Quando vejo uma imagem de pistola ou marreta pneumática, utilizadas no eufemístico “atordoamento” de bovinos, reparo em como o ser humano não apenas dedicou-se a criar algo para inutilizar o cérebro de um animal antes de degolá-lo, mas também o desenvolveu de forma a fazer com que as pessoas não a vejam como algo terrível.
A percepção reinante é de que trata-se de um “instrumento”, uma “ferramenta”, algo que serve a um objetivo tão almejado em uma plataforma industrial.
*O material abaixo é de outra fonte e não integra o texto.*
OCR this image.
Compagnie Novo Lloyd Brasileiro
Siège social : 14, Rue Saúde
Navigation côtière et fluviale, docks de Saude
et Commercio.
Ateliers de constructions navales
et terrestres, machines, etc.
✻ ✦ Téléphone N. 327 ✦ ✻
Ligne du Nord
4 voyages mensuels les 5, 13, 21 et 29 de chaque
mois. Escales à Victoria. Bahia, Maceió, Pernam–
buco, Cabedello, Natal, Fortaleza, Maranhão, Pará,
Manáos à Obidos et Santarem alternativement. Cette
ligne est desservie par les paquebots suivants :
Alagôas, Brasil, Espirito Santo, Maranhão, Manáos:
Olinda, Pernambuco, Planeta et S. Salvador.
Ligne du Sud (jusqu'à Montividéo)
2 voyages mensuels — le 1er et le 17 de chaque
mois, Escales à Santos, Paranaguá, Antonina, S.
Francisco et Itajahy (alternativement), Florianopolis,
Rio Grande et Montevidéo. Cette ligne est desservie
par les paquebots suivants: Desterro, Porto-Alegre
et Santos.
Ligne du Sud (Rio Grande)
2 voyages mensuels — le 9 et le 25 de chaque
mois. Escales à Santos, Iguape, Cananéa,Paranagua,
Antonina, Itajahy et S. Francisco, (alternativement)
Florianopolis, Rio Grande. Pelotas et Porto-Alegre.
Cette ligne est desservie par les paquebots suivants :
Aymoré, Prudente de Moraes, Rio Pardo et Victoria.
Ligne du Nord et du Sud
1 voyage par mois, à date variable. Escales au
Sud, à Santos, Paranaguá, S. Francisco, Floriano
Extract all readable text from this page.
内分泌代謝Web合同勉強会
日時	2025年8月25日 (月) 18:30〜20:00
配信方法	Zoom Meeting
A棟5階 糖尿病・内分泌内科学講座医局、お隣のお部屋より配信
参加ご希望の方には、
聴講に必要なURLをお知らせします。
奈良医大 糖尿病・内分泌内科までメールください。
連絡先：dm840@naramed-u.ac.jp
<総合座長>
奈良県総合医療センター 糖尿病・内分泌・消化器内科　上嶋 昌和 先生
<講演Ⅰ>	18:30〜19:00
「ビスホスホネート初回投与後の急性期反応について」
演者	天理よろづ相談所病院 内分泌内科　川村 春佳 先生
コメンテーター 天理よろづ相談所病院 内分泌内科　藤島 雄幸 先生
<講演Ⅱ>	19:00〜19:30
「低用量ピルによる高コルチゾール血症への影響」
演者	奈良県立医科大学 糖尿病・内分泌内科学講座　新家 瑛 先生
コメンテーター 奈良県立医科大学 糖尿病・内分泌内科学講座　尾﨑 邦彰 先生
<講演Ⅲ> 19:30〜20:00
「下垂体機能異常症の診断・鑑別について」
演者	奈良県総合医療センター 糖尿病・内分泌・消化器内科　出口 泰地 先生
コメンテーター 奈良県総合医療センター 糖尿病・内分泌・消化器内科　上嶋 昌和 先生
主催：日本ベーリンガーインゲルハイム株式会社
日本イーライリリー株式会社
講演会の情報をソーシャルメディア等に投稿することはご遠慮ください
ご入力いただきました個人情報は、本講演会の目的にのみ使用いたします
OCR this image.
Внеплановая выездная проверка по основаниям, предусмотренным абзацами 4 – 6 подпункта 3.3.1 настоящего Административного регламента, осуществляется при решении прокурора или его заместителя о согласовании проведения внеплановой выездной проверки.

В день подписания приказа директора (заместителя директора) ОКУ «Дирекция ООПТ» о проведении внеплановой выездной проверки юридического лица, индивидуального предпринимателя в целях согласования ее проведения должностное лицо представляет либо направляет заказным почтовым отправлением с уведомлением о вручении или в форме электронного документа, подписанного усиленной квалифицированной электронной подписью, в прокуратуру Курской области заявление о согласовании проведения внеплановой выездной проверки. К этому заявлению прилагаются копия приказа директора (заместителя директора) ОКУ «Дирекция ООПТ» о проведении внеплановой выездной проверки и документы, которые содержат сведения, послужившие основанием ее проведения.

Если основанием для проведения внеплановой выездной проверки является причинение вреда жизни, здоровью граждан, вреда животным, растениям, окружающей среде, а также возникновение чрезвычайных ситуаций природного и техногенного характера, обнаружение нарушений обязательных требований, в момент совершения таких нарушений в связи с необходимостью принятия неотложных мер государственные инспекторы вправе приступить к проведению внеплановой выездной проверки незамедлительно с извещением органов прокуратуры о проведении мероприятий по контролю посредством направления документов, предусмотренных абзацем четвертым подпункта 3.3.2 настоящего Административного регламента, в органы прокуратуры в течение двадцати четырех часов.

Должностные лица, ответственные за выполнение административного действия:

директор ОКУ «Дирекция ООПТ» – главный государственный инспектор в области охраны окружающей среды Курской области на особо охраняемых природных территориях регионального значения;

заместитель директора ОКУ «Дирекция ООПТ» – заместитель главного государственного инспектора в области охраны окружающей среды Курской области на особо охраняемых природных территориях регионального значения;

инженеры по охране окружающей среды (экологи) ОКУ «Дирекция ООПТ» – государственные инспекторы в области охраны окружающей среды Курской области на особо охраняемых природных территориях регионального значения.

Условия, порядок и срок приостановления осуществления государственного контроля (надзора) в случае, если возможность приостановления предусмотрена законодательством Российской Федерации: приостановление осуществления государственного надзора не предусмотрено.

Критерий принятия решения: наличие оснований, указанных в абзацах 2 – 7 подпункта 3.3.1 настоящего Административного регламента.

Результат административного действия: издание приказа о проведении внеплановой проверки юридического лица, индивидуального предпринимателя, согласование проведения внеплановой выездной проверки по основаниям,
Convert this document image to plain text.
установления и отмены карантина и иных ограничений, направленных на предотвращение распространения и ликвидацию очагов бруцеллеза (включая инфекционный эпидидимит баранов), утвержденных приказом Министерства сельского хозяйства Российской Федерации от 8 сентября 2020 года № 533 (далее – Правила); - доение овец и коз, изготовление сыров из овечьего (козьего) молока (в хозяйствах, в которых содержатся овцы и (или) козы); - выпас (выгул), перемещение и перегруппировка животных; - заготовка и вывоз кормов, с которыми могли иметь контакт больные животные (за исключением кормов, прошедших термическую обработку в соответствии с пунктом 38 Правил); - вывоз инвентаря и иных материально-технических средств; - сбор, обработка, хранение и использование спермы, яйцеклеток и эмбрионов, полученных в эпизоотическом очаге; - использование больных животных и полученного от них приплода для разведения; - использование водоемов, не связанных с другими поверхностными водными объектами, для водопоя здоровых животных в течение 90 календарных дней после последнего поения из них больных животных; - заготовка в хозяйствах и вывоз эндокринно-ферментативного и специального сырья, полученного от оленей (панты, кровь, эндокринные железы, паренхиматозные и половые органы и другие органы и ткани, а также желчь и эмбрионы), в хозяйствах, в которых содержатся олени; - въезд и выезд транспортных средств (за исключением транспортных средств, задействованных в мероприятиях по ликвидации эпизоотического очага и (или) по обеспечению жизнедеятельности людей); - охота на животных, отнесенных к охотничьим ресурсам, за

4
Embora compreendemos que o simples ato de matar alguém seja assassinato, se isso ocorre em um contexto institucionalizado e como prática legal a compreensão de assassinato é rejeitada.
Mesmo que o animal tenha o crânio perfurado e seja destinado a um espaço em que será golpeado fatalmente na garganta, há uma resistência comum à ideia de que trata-se de um assassinato, e assim o animal não é reconhecido como vítima de seu próprio fim, mas apenas como “produto de um processo”.
Então matá-lo é como se não fosse matar, não importando o corolário da ação, sua consequência. Assim morre-se também sem o direito de ser reconhecido como quem morreu – como se “algo” tivesse apenas deixado de estar ali, como um “elemento transicionado”, transformado em “outra coisa”, porque como “coisa” há sempre um reconhecimento precedente e outro posterior, da mobilidade à imobilidade.
A não associação do ato imperativo de matar um animal com a concepção de assassinato, e porque sua morte não somente é legalizada/regulamentada como constantemente estimulada e desejada, também é reforçadora da percepção de que o animal na plataforma de um matadouro não é um indivíduo, porque se reconhecido como indivíduo fosse, como seria negada sua condição de vítima de um assassinato?
A ideia de vítima também é refusada em relação a esses animais. Eles não são percebidos assim, e porque para isso seria necessário antes reconhecê-los como sujeitos. Então um animal na plataforma, privado da percepção de sua constituição como alguém, é uma representação construída para ser alvo de uma violência terminativa.